Tunable electronic and magnetic properties of graphene-like XYBe3 (XY = BN, AlN, SiC, GeC) nanosheets with carrier doping: a first-principles study

Abstract

Utilizing first-principles calculations, we have systematically investigated the structural stabilities and electronic properties of XYBe₃ (XY = BN, AlN, SiC, and GeC) nanosheets, which are isoelectronic analogues to the recently proposed Be₃C₂ nanosheet [B. Wang, et al., Nanoscale, 2017, 9, 5577]. These XYBe₃ nanosheets have flat honeycomb lattice like graphene and can be viewed as amplified XY nanostructures with Be intercalation. Akin to their XY counterparts, the XYBe₃ nanosheets also possess robust dynamical and thermal stabilities. All the four XYBe₃ systems are nonmagnetic semiconductors, where the BNBe₃ and AlNBe₃ nanosheets have indirect band gaps while the SiCBe₃ and GeCBe₃ nanosheets have direct ones. Due to the elongated lattice by Be intercalation, the band gaps of the XYBe₃ nanosheets are pronouncedly reduced compared to the pristine XY ones.

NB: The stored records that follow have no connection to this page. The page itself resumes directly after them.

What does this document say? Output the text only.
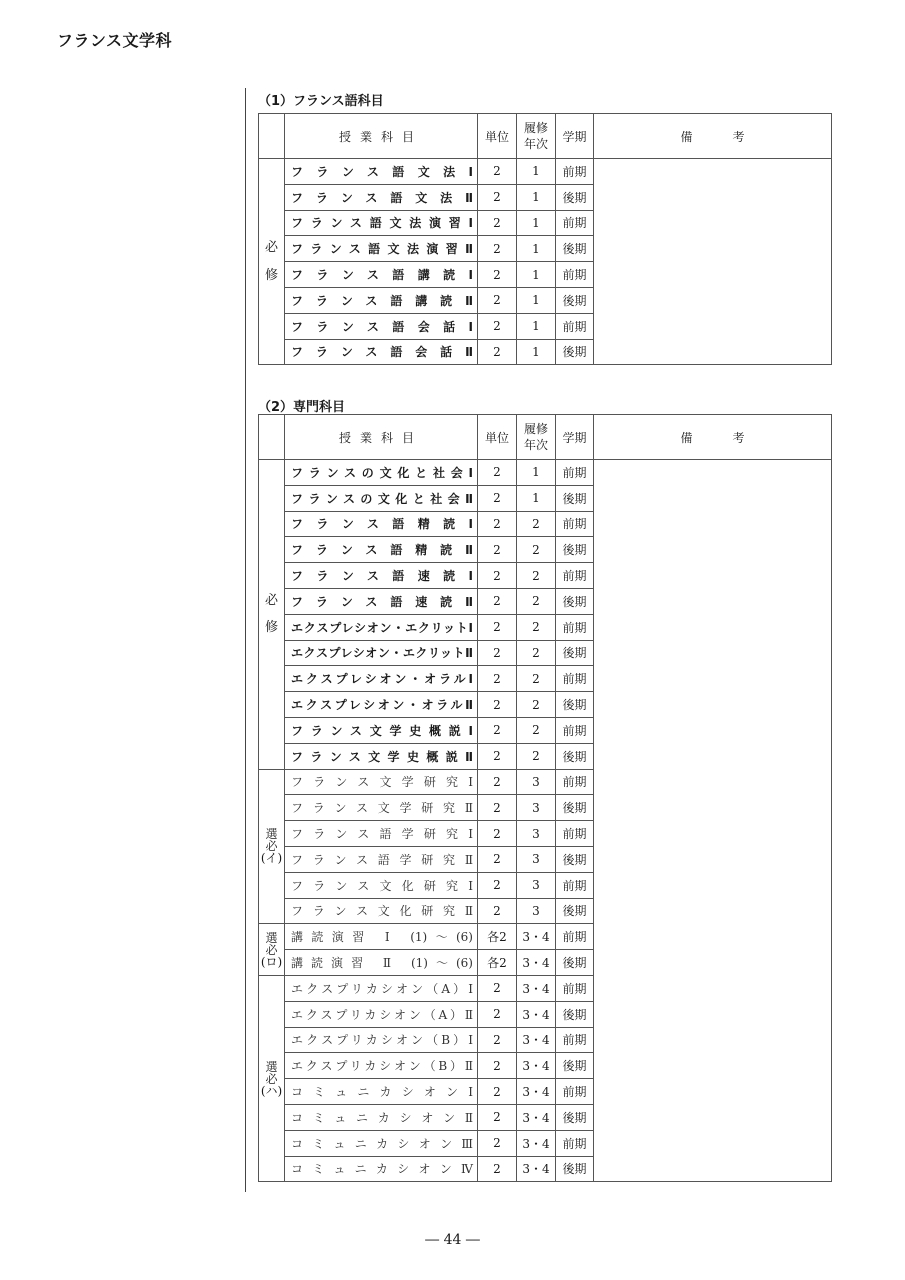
フランス文学科
（1）フランス語科目
	授業科目	単位	履修
年次	学期	備考
必
修	フランス語文法Ⅰ	2	1	前期	
	フランス語文法Ⅱ	2	1	後期	
	フランス語文法演習Ⅰ	2	1	前期	
	フランス語文法演習Ⅱ	2	1	後期	
	フランス語講読Ⅰ	2	1	前期	
	フランス語講読Ⅱ	2	1	後期	
	フランス語会話Ⅰ	2	1	前期	
	フランス語会話Ⅱ	2	1	後期	
（2）専門科目
	授業科目	単位	履修
年次	学期	備考
必
修	フランスの文化と社会Ⅰ	2	1	前期	
	フランスの文化と社会Ⅱ	2	1	後期	
	フランス語精読Ⅰ	2	2	前期	
	フランス語精読Ⅱ	2	2	後期	
	フランス語速読Ⅰ	2	2	前期	
	フランス語速読Ⅱ	2	2	後期	
	エクスプレシオン・エクリットⅠ	2	2	前期	
	エクスプレシオン・エクリットⅡ	2	2	後期	
	エクスプレシオン・オラルⅠ	2	2	前期	
	エクスプレシオン・オラルⅡ	2	2	後期	
	フランス文学史概説Ⅰ	2	2	前期	
	フランス文学史概説Ⅱ	2	2	後期	
選
必
(イ)	フランス文学研究Ⅰ	2	3	前期	
	フランス文学研究Ⅱ	2	3	後期	
	フランス語学研究Ⅰ	2	3	前期	
	フランス語学研究Ⅱ	2	3	後期	
	フランス文化研究Ⅰ	2	3	前期	
	フランス文化研究Ⅱ	2	3	後期	
選
必
(ロ)	講読演習 Ⅰ (1)～(6)	各2	3・4	前期	
	講読演習 Ⅱ (1)～(6)	各2	3・4	後期	
選
必
(ハ)	エクスプリカシオン（A）Ⅰ	2	3・4	前期	
	エクスプリカシオン（A）Ⅱ	2	3・4	後期	
	エクスプリカシオン（B）Ⅰ	2	3・4	前期	
	エクスプリカシオン（B）Ⅱ	2	3・4	後期	
	コミュニカシオンⅠ	2	3・4	前期	
	コミュニカシオンⅡ	2	3・4	後期	
	コミュニカシオンⅢ	2	3・4	前期	
	コミュニカシオンⅣ	2	3・4	後期	
― 44 ―
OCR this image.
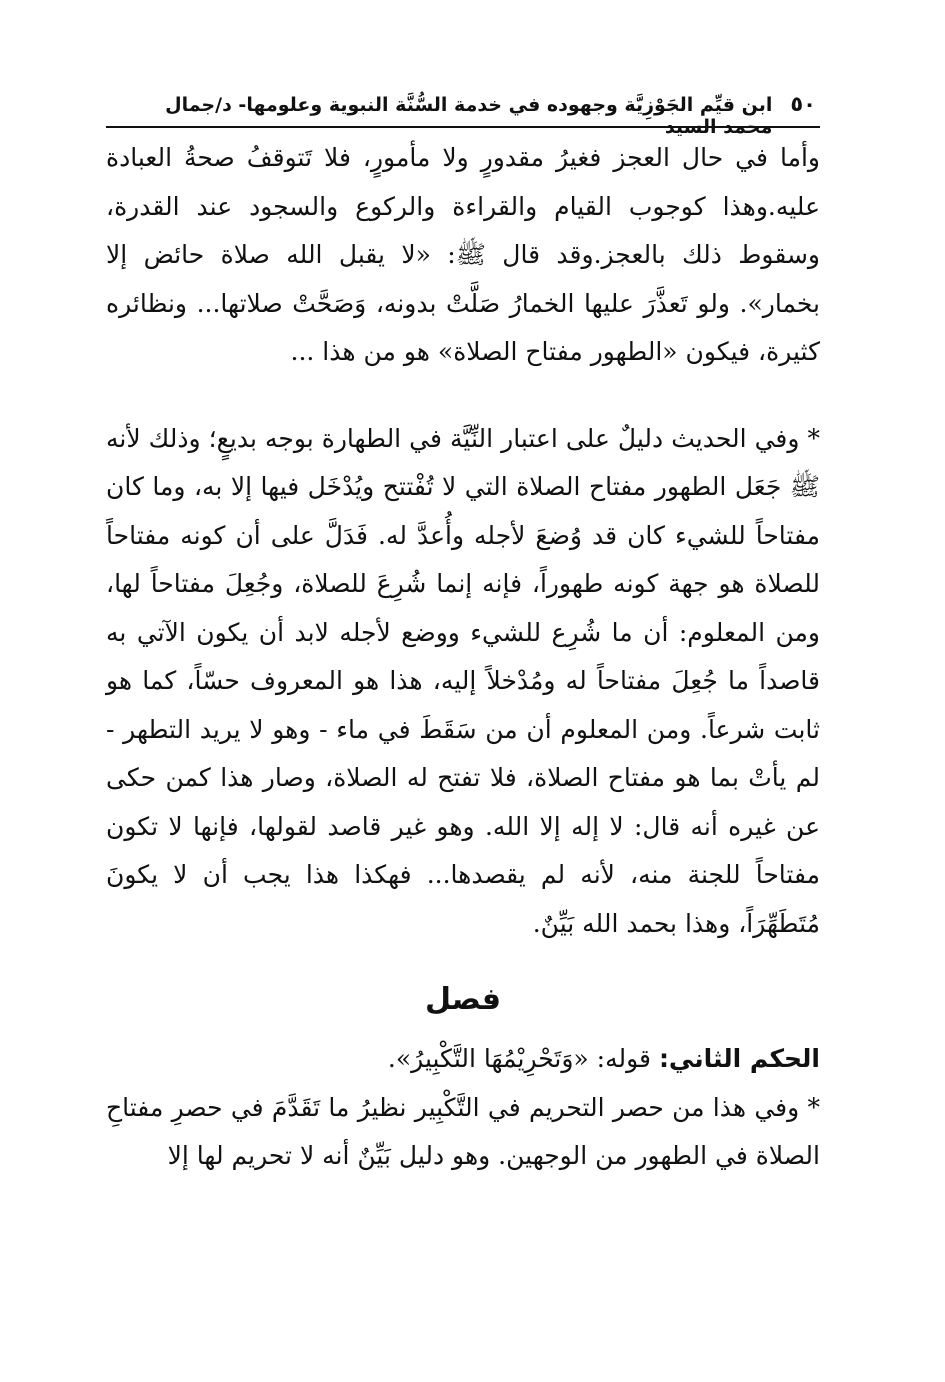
٥٠
ابن قيِّم الجَوْزِيَّة وجهوده في خدمة السُّنَّة النبوية وعلومها- د/جمال محمد السيد

وأما في حال العجز فغيرُ مقدورٍ ولا مأمورٍ، فلا تَتوقفُ صحةُ العبادة عليه.وهذا كوجوب القيام والقراءة والركوع والسجود عند القدرة، وسقوط ذلك بالعجز.وقد قال ﷺ: «لا يقبل الله صلاة حائض إلا بخمار». ولو تَعذَّرَ عليها الخمارُ صَلَّتْ بدونه، وَصَحَّتْ صلاتها... ونظائره كثيرة، فيكون «الطهور مفتاح الصلاة» هو من هذا ...

* وفي الحديث دليلٌ على اعتبار النِّيَّة في الطهارة بوجه بديعٍ؛ وذلك لأنه ﷺ جَعَل الطهور مفتاح الصلاة التي لا تُفْتتح ويُدْخَل فيها إلا به، وما كان مفتاحاً للشيء كان قد وُضعَ لأجله وأُعدَّ له. فَدَلَّ على أن كونه مفتاحاً للصلاة هو جهة كونه طهوراً، فإنه إنما شُرِعَ للصلاة، وجُعِلَ مفتاحاً لها، ومن المعلوم: أن ما شُرِع للشيء ووضع لأجله لابد أن يكون الآتي به قاصداً ما جُعِلَ مفتاحاً له ومُدْخلاً إليه، هذا هو المعروف حسّاً، كما هو ثابت شرعاً. ومن المعلوم أن من سَقَطَ في ماء - وهو لا يريد التطهر - لم يأتْ بما هو مفتاح الصلاة، فلا تفتح له الصلاة، وصار هذا كمن حكى عن غيره أنه قال: لا إله إلا الله. وهو غير قاصد لقولها، فإنها لا تكون مفتاحاً للجنة منه، لأنه لم يقصدها... فهكذا هذا يجب أن لا يكونَ مُتَطَهِّرَاً، وهذا بحمد الله بَيِّنٌ.

فصل

الحكم الثاني: قوله: «وَتَحْرِيْمُهَا التَّكْبِيرُ».

* وفي هذا من حصر التحريم في التَّكْبِير نظيرُ ما تَقَدَّمَ في حصرِ مفتاحِ الصلاة في الطهور من الوجهين. وهو دليل بَيِّنٌ أنه لا تحريم لها إلا
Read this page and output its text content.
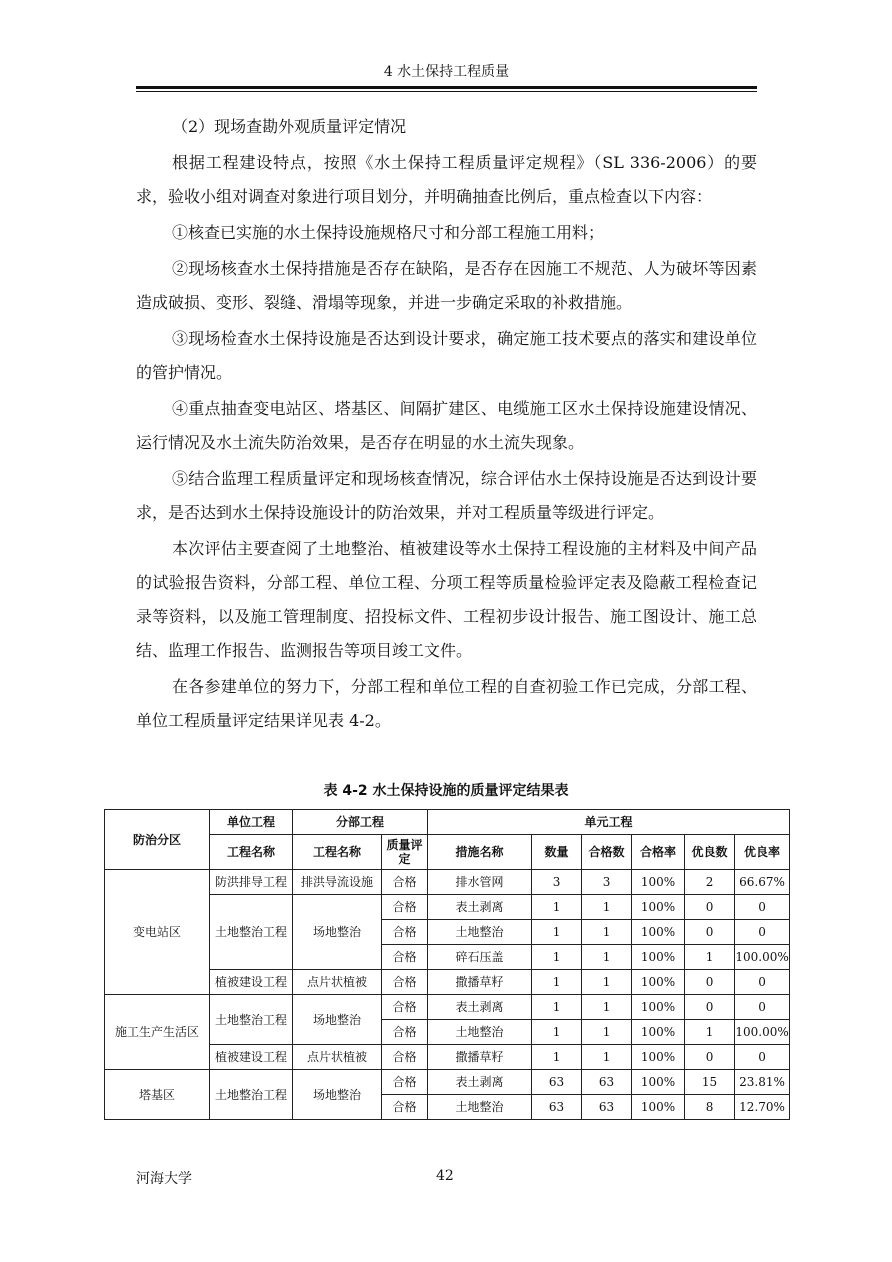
4 水土保持工程质量

（2）现场查勘外观质量评定情况

根据工程建设特点，按照《水土保持工程质量评定规程》（SL 336-2006）的要求，验收小组对调查对象进行项目划分，并明确抽查比例后，重点检查以下内容：

①核查已实施的水土保持设施规格尺寸和分部工程施工用料；

②现场核查水土保持措施是否存在缺陷，是否存在因施工不规范、人为破坏等因素造成破损、变形、裂缝、滑塌等现象，并进一步确定采取的补救措施。

③现场检查水土保持设施是否达到设计要求，确定施工技术要点的落实和建设单位的管护情况。

④重点抽查变电站区、塔基区、间隔扩建区、电缆施工区水土保持设施建设情况、运行情况及水土流失防治效果，是否存在明显的水土流失现象。

⑤结合监理工程质量评定和现场核查情况，综合评估水土保持设施是否达到设计要求，是否达到水土保持设施设计的防治效果，并对工程质量等级进行评定。

本次评估主要查阅了土地整治、植被建设等水土保持工程设施的主材料及中间产品的试验报告资料，分部工程、单位工程、分项工程等质量检验评定表及隐蔽工程检查记录等资料，以及施工管理制度、招投标文件、工程初步设计报告、施工图设计、施工总结、监理工作报告、监测报告等项目竣工文件。

在各参建单位的努力下，分部工程和单位工程的自查初验工作已完成，分部工程、单位工程质量评定结果详见表 4-2。

表 4-2 水土保持设施的质量评定结果表
防治分区	单位工程	分部工程		单元工程					
	工程名称	工程名称	质量评定	措施名称	数量	合格数	合格率	优良数	优良率
变电站区	防洪排导工程	排洪导流设施	合格	排水管网	3	3	100%	2	66.67%
	土地整治工程	场地整治	合格	表土剥离	1	1	100%	0	0
			合格	土地整治	1	1	100%	0	0
			合格	碎石压盖	1	1	100%	1	100.00%
	植被建设工程	点片状植被	合格	撒播草籽	1	1	100%	0	0
施工生产生活区	土地整治工程	场地整治	合格	表土剥离	1	1	100%	0	0
			合格	土地整治	1	1	100%	1	100.00%
	植被建设工程	点片状植被	合格	撒播草籽	1	1	100%	0	0
塔基区	土地整治工程	场地整治	合格	表土剥离	63	63	100%	15	23.81%
			合格	土地整治	63	63	100%	8	12.70%
河海大学	42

Furthermore, their bands around the Fermi level are flat with small dispersions, thus inducing noticeable van Hove singularities near the band edges. As a result, either hole or electron doping can induce Stoner ferromagnetism in the XYBe₃ nanosheets, which exhibit great energetic stabilities for the carrier-induced magnetism. More interestingly, the injected carriers can be fully spin-polarized and bring a half-metallic behavior into the XYBe₃ nanosheets, where an intriguing bipolar spin-polarization phenomenon will be present. Our study demonstrates that these XYBe₃ nanosheets possess peculiar electronic and magnetic properties, which will be promising nanomaterials for nano-electric and spintronic applications.